Aku berkata; Barangsiapa yang berpaling dari cinta terhadap dunia dan cinta kedudukan, dan ia benar-benar telah mengikuti seorang guru yang arif lagi bijaksana yang gurunya memiliki mata rantai sampai kepada pemimpin para utusan shallallahu ‘alaihi wasallam, ahli riyadlah (melatih diri) dengan baik mengurangi makan, ucapan dan tidur, serta memperbanyak shalat shadaqah dan puasa.

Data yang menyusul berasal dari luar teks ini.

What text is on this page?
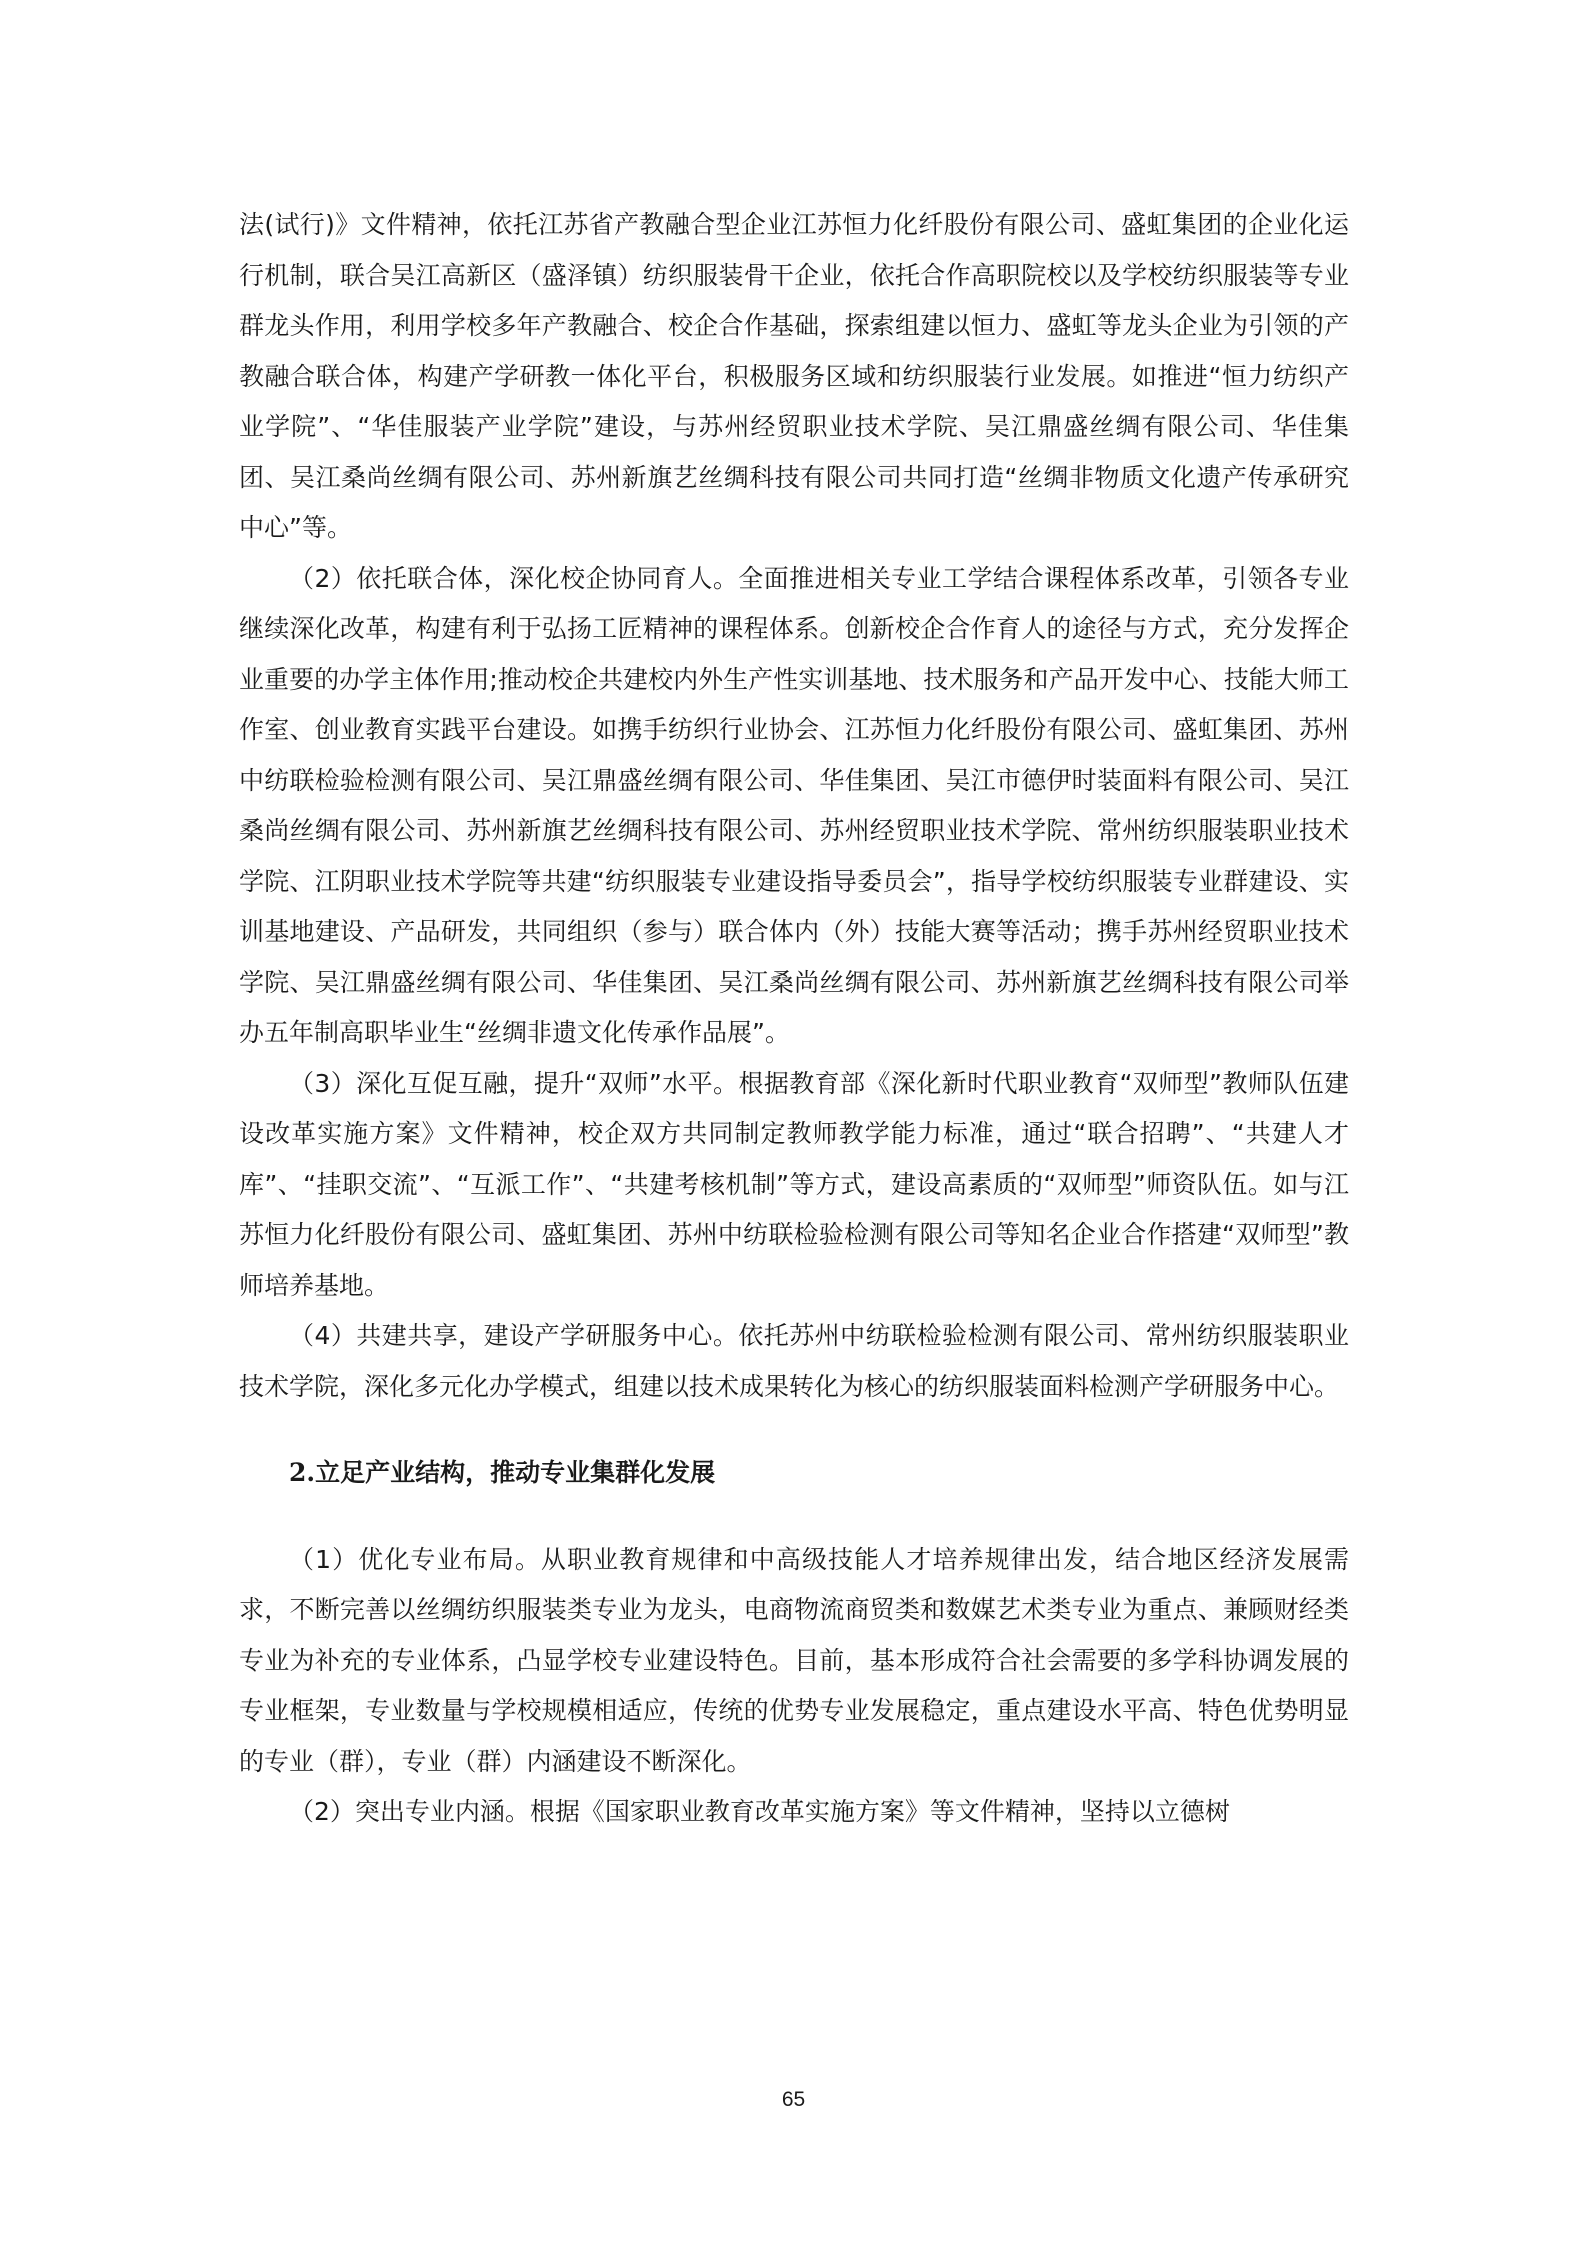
法(试行)》文件精神，依托江苏省产教融合型企业江苏恒力化纤股份有限公司、盛虹集团的企业化运行机制，联合吴江高新区（盛泽镇）纺织服装骨干企业，依托合作高职院校以及学校纺织服装等专业群龙头作用，利用学校多年产教融合、校企合作基础，探索组建以恒力、盛虹等龙头企业为引领的产教融合联合体，构建产学研教一体化平台，积极服务区域和纺织服装行业发展。如推进“恒力纺织产业学院”、“华佳服装产业学院”建设，与苏州经贸职业技术学院、吴江鼎盛丝绸有限公司、华佳集团、吴江桑尚丝绸有限公司、苏州新旗艺丝绸科技有限公司共同打造“丝绸非物质文化遗产传承研究中心”等。

（2）依托联合体，深化校企协同育人。全面推进相关专业工学结合课程体系改革，引领各专业继续深化改革，构建有利于弘扬工匠精神的课程体系。创新校企合作育人的途径与方式，充分发挥企业重要的办学主体作用;推动校企共建校内外生产性实训基地、技术服务和产品开发中心、技能大师工作室、创业教育实践平台建设。如携手纺织行业协会、江苏恒力化纤股份有限公司、盛虹集团、苏州中纺联检验检测有限公司、吴江鼎盛丝绸有限公司、华佳集团、吴江市德伊时装面料有限公司、吴江桑尚丝绸有限公司、苏州新旗艺丝绸科技有限公司、苏州经贸职业技术学院、常州纺织服装职业技术学院、江阴职业技术学院等共建“纺织服装专业建设指导委员会”，指导学校纺织服装专业群建设、实训基地建设、产品研发，共同组织（参与）联合体内（外）技能大赛等活动；携手苏州经贸职业技术学院、吴江鼎盛丝绸有限公司、华佳集团、吴江桑尚丝绸有限公司、苏州新旗艺丝绸科技有限公司举办五年制高职毕业生“丝绸非遗文化传承作品展”。

（3）深化互促互融，提升“双师”水平。根据教育部《深化新时代职业教育“双师型”教师队伍建设改革实施方案》文件精神，校企双方共同制定教师教学能力标准，通过“联合招聘”、“共建人才库”、“挂职交流”、“互派工作”、“共建考核机制”等方式，建设高素质的“双师型”师资队伍。如与江苏恒力化纤股份有限公司、盛虹集团、苏州中纺联检验检测有限公司等知名企业合作搭建“双师型”教师培养基地。

（4）共建共享，建设产学研服务中心。依托苏州中纺联检验检测有限公司、常州纺织服装职业技术学院，深化多元化办学模式，组建以技术成果转化为核心的纺织服装面料检测产学研服务中心。

2.立足产业结构，推动专业集群化发展

（1）优化专业布局。从职业教育规律和中高级技能人才培养规律出发，结合地区经济发展需求，不断完善以丝绸纺织服装类专业为龙头，电商物流商贸类和数媒艺术类专业为重点、兼顾财经类专业为补充的专业体系，凸显学校专业建设特色。目前，基本形成符合社会需要的多学科协调发展的专业框架，专业数量与学校规模相适应，传统的优势专业发展稳定，重点建设水平高、特色优势明显的专业（群），专业（群）内涵建设不断深化。

（2）突出专业内涵。根据《国家职业教育改革实施方案》等文件精神，坚持以立德树

65
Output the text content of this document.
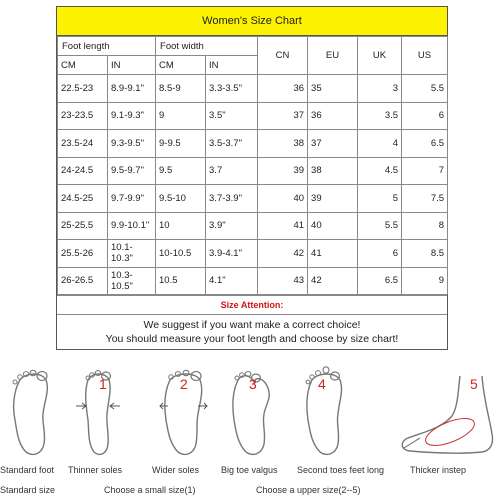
Women's Size Chart
Foot length		Foot width		CN	EU	UK	US
CM	IN	CM	IN				
22.5-23	8.9-9.1"	8.5-9	3.3-3.5"	36	35	3	5.5
23-23.5	9.1-9.3"	9	3.5"	37	36	3.5	6
23.5-24	9.3-9.5"	9-9.5	3.5-3.7"	38	37	4	6.5
24-24.5	9.5-9.7"	9.5	3.7	39	38	4.5	7
24.5-25	9.7-9.9"	9.5-10	3.7-3.9"	40	39	5	7.5
25-25.5	9.9-10.1"	10	3.9"	41	40	5.5	8
25.5-26	10.1-10.3"	10-10.5	3.9-4.1"	42	41	6	8.5
26-26.5	10.3-10.5"	10.5	4.1"	43	42	6.5	9
Size Attention:
We suggest if you want make a correct choice!
You should measure your foot length and choose by size chart!
1	2	3	4	5
Standard foot Thinner soles	Wider soles Big toe valgus Second toes feet long	Thicker instep
Standard size	Choose a small size(1)	Choose a upper size(2--5)
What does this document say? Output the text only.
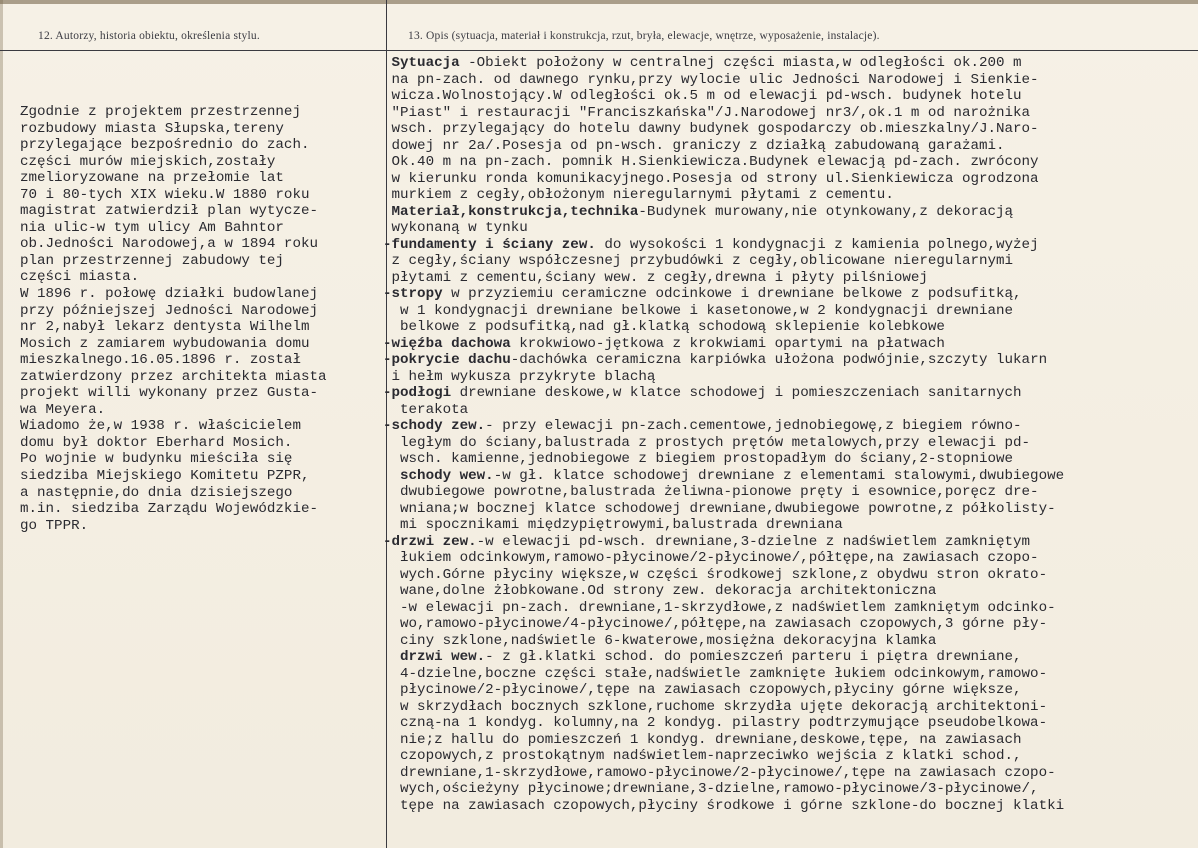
12. Autorzy, historia obiektu, określenia stylu.	13. Opis (sytuacja, materiał i konstrukcja, rzut, bryła, elewacje, wnętrze, wyposażenie, instalacje).
Zgodnie z projektem przestrzennej
rozbudowy miasta Słupska,tereny
przylegające bezpośrednio do zach.
części murów miejskich,zostały
zmelioryzowane na przełomie lat
70 i 80-tych XIX wieku.W 1880 roku
magistrat zatwierdził plan wytycze-
nia ulic-w tym ulicy Am Bahntor
ob.Jedności Narodowej,a w 1894 roku
plan przestrzennej zabudowy tej
części miasta.
W 1896 r. połowę działki budowlanej
przy późniejszej Jedności Narodowej
nr 2,nabył lekarz dentysta Wilhelm
Mosich z zamiarem wybudowania domu
mieszkalnego.16.05.1896 r. został
zatwierdzony przez architekta miasta
projekt willi wykonany przez Gusta-
wa Meyera.
Wiadomo że,w 1938 r. właścicielem
domu był doktor Eberhard Mosich.
Po wojnie w budynku mieściła się
siedziba Miejskiego Komitetu PZPR,
a następnie,do dnia dzisiejszego
m.in. siedziba Zarządu Wojewódzkie-
go TPPR.
Sytuacja -Obiekt położony w centralnej części miasta,w odległości ok.200 m
na pn-zach. od dawnego rynku,przy wylocie ulic Jedności Narodowej i Sienkie-
wicza.Wolnostojący.W odległości ok.5 m od elewacji pd-wsch. budynek hotelu
"Piast" i restauracji "Franciszkańska"/J.Narodowej nr3/,ok.1 m od narożnika
wsch. przylegający do hotelu dawny budynek gospodarczy ob.mieszkalny/J.Naro-
dowej nr 2a/.Posesja od pn-wsch. graniczy z działką zabudowaną garażami.
Ok.40 m na pn-zach. pomnik H.Sienkiewicza.Budynek elewacją pd-zach. zwrócony
w kierunku ronda komunikacyjnego.Posesja od strony ul.Sienkiewicza ogrodzona
murkiem z cegły,obłożonym nieregularnymi płytami z cementu.
Materiał,konstrukcja,technika-Budynek murowany,nie otynkowany,z dekoracją
wykonaną w tynku
-fundamenty i ściany zew. do wysokości 1 kondygnacji z kamienia polnego,wyżej
z cegły,ściany współczesnej przybudówki z cegły,oblicowane nieregularnymi
płytami z cementu,ściany wew. z cegły,drewna i płyty pilśniowej
-stropy w przyziemiu ceramiczne odcinkowe i drewniane belkowe z podsufitką,
w 1 kondygnacji drewniane belkowe i kasetonowe,w 2 kondygnacji drewniane
belkowe z podsufitką,nad gł.klatką schodową sklepienie kolebkowe
-więźba dachowa krokwiowo-jętkowa z krokwiami opartymi na płatwach
-pokrycie dachu-dachówka ceramiczna karpiówka ułożona podwójnie,szczyty lukarn
i hełm wykusza przykryte blachą
-podłogi drewniane deskowe,w klatce schodowej i pomieszczeniach sanitarnych
terakota
-schody zew.- przy elewacji pn-zach.cementowe,jednobiegowę,z biegiem równo-
ległym do ściany,balustrada z prostych prętów metalowych,przy elewacji pd-
wsch. kamienne,jednobiegowe z biegiem prostopadłym do ściany,2-stopniowe
schody wew.-w gł. klatce schodowej drewniane z elementami stalowymi,dwubiegowe
dwubiegowe powrotne,balustrada żeliwna-pionowe pręty i esownice,poręcz dre-
wniana;w bocznej klatce schodowej drewniane,dwubiegowe powrotne,z półkolisty-
mi spocznikami międzypiętrowymi,balustrada drewniana
-drzwi zew.-w elewacji pd-wsch. drewniane,3-dzielne z nadświetlem zamkniętym
łukiem odcinkowym,ramowo-płycinowe/2-płycinowe/,półtępe,na zawiasach czopo-
wych.Górne płyciny większe,w części środkowej szklone,z obydwu stron okrato-
wane,dolne żłobkowane.Od strony zew. dekoracja architektoniczna
-w elewacji pn-zach. drewniane,1-skrzydłowe,z nadświetlem zamkniętym odcinko-
wo,ramowo-płycinowe/4-płycinowe/,półtępe,na zawiasach czopowych,3 górne pły-
ciny szklone,nadświetle 6-kwaterowe,mosiężna dekoracyjna klamka
drzwi wew.- z gł.klatki schod. do pomieszczeń parteru i piętra drewniane,
4-dzielne,boczne części stałe,nadświetle zamknięte łukiem odcinkowym,ramowo-
płycinowe/2-płycinowe/,tępe na zawiasach czopowych,płyciny górne większe,
w skrzydłach bocznych szklone,ruchome skrzydła ujęte dekoracją architektoni-
czną-na 1 kondyg. kolumny,na 2 kondyg. pilastry podtrzymujące pseudobelkowa-
nie;z hallu do pomieszczeń 1 kondyg. drewniane,deskowe,tępe, na zawiasach
czopowych,z prostokątnym nadświetlem-naprzeciwko wejścia z klatki schod.,
drewniane,1-skrzydłowe,ramowo-płycinowe/2-płycinowe/,tępe na zawiasach czopo-
wych,ościeżyny płycinowe;drewniane,3-dzielne,ramowo-płycinowe/3-płycinowe/,
tępe na zawiasach czopowych,płyciny środkowe i górne szklone-do bocznej klatki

Dan dalam mengikuti gurunya yang arif lagi bijaksana, ia menjadikan akhlak yang terpuji sebagai perilakunya seperti sabar, shalat, syukur, tawakkal, yaqin, dermawan, qana’ah, ketenangan jiwa, murah hati, tawadlu’, pengetahuan, jujur, malu, tepat janji, wibawa, tenang, tidak tergesa-gesa dan semacamnya, maka orang yang demikian itu merupakan pembawa cahaya dari cahaya Nabi shallallahu ‘alaihi wasallam yang pantas dijadikan sebagai panutan (guru), namun keberadaan orang semacam itu sangat langka dan sulit ditemukan lebih sulit daripada menemukan belerang merah.

وَمَنْ سَاعَدَتْهُ السَّعَادَةُ فَوَجَدَ شَيْخًا كَمَا ذَكَرْنَاهُ، وَقَبِلَهُ الشَّيْخُ، يَنْبَغِي أَنْ يَحْتَرِمَهُ ظَاهِرًا وَبَاطِنًا:

Barangsiapa yang beruntung mendapatkan pertolongan dapat menemukan guru seperti yang aku jelaskan, dan guru itu menerimanya sebagai murid, maka ia (murid) harus memuliakannya lahir batin.

أَمَّا اِحْتِرَامُ الظَّاهِرِ فَهُوَ أَنْ لَا يُجَادِلَهُ،

Adapun memuliakannya secara lahir yaitu dengan cara tidak membantahnya

وَلَا يَشْتَغِلُ بِالْاِحْتِجَاجِ مَعَهُ فِي كُلِّ مَسْأَلَةٍ وَإِنْ عَلِمَ خَطَأَهُ،

Tidak menyibukkan diri dengan membuat alasan dalam setiap masalah, meskipun ia tahu bahwa gurunya salah.

وَلَا يُلْقِيَ بَيْنَ يَدَيِهْ سَجَّادَتَهُ إِلَّا وَقْتَ أَدَاءِ الصَّلَاةِ، فَإِذَا فَرَغَ مِنَ الصَّلَاةِ يَرْفَعُهَا،

Tidak boleh menggelar sajadah di depan gurunya kecuali waktu hendak melakukan shalat, dan jika telah selesai shalat, murid segera mengangkat sajadahnya.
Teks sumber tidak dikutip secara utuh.